There are hundreds of species of Stonecrops that grow around the world. These sun-loving and drought-tolerant (usually) Spirits can be found in a dizzying array of forms and colors. There are groundhuggers, clumpers, and even a few small shrubs among them. There are Sedums with blue, green, gray, purple, red, and yellow foliage, and Sedums with yellow, white, and pink flowers. Two Row Stonecrop comes from the Caucasus region of eastern Europe and normally has plain green leaves. This dark purple selection is a seed-grown strain that was developed by the international seed company Benary. It was released in 2003.

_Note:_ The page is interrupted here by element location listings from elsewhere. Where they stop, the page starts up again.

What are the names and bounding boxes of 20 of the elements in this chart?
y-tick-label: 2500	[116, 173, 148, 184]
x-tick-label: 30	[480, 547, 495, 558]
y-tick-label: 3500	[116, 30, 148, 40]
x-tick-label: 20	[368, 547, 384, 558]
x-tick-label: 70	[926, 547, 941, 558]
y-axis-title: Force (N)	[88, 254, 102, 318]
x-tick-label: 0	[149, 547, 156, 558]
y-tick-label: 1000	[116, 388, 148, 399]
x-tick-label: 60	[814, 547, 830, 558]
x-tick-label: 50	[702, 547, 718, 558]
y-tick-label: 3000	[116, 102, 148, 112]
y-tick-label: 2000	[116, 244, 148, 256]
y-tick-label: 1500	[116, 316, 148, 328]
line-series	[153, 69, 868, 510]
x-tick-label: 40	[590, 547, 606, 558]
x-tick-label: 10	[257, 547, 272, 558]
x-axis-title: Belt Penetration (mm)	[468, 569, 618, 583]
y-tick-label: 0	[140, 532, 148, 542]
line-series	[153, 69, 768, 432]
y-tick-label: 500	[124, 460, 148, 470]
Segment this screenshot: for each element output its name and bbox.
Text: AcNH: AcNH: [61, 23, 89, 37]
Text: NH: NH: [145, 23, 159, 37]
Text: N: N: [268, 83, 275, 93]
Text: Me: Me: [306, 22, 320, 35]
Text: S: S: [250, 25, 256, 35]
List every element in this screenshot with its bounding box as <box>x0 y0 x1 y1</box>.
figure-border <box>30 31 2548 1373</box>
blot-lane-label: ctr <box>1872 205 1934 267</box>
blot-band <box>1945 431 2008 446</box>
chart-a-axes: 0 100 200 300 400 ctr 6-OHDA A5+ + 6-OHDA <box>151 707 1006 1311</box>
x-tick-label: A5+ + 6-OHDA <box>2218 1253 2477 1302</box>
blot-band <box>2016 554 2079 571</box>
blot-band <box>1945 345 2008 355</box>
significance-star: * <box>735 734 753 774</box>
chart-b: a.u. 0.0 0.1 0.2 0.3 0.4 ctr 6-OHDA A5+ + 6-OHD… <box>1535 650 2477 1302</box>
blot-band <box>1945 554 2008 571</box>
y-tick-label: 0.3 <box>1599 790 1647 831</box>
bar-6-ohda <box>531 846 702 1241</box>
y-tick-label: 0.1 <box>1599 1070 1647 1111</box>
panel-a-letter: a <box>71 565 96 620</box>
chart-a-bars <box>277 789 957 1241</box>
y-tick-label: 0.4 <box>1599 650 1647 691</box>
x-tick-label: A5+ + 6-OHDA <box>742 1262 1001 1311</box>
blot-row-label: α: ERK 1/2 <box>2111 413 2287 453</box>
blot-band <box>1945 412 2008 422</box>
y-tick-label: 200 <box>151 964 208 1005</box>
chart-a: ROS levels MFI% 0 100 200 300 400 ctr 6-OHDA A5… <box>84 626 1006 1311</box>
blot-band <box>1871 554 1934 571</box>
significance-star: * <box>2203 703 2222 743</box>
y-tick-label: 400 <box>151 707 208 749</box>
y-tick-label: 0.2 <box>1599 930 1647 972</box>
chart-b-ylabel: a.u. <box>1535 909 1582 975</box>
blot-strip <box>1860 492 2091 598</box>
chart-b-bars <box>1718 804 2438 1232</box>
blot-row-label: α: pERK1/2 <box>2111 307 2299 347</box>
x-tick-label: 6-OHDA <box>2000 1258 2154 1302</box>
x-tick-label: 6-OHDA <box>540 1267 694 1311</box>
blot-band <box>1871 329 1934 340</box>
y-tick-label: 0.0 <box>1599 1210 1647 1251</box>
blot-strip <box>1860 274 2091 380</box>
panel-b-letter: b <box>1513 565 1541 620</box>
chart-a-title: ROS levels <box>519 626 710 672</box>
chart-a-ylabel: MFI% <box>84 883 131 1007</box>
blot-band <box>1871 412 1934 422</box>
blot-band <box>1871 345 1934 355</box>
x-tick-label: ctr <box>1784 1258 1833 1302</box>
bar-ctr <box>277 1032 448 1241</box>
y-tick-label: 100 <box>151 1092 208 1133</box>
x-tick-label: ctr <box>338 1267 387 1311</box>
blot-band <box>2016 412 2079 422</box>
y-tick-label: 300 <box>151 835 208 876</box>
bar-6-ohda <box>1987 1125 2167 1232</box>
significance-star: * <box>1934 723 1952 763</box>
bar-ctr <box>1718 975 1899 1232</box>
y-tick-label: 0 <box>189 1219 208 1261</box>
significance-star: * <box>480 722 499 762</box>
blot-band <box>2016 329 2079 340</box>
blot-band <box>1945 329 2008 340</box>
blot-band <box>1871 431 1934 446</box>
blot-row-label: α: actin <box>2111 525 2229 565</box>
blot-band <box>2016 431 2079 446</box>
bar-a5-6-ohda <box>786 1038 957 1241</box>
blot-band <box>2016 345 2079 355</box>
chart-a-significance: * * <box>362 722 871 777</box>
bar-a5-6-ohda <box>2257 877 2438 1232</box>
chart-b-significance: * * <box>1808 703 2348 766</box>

If you’re a fan of butterflies, then you should consider adding Voodoo Stonecrop to your garden. In fact, pollinators of all types are crazy about its blooms. Butterflies, hoverflies, honeybees, bumblebees, and all sorts of underappreciated native pollinators will come to feed at Voodoo’s dark pink, nectar-rich blossoms in summer.
How to Grow
They don’t call it Live-Forever for nothing! Voodoo Stonecrop, a.k.a. Live-Forever, is about as easy to grow as they come. Simply site it in a sunny, open space in soil that drains well. The two things it won’t abide are deep shade and soggy soil. Cut the flowering stems back after blooming if you find the spent blooms distracting. This will also help the plant put energy into new foliage instead of seed production. Trim any lanky or damaged growth in late winter, before new leaves push out in early spring. Dig and compost clumps that have strayed too far, or move them to another part of the garden.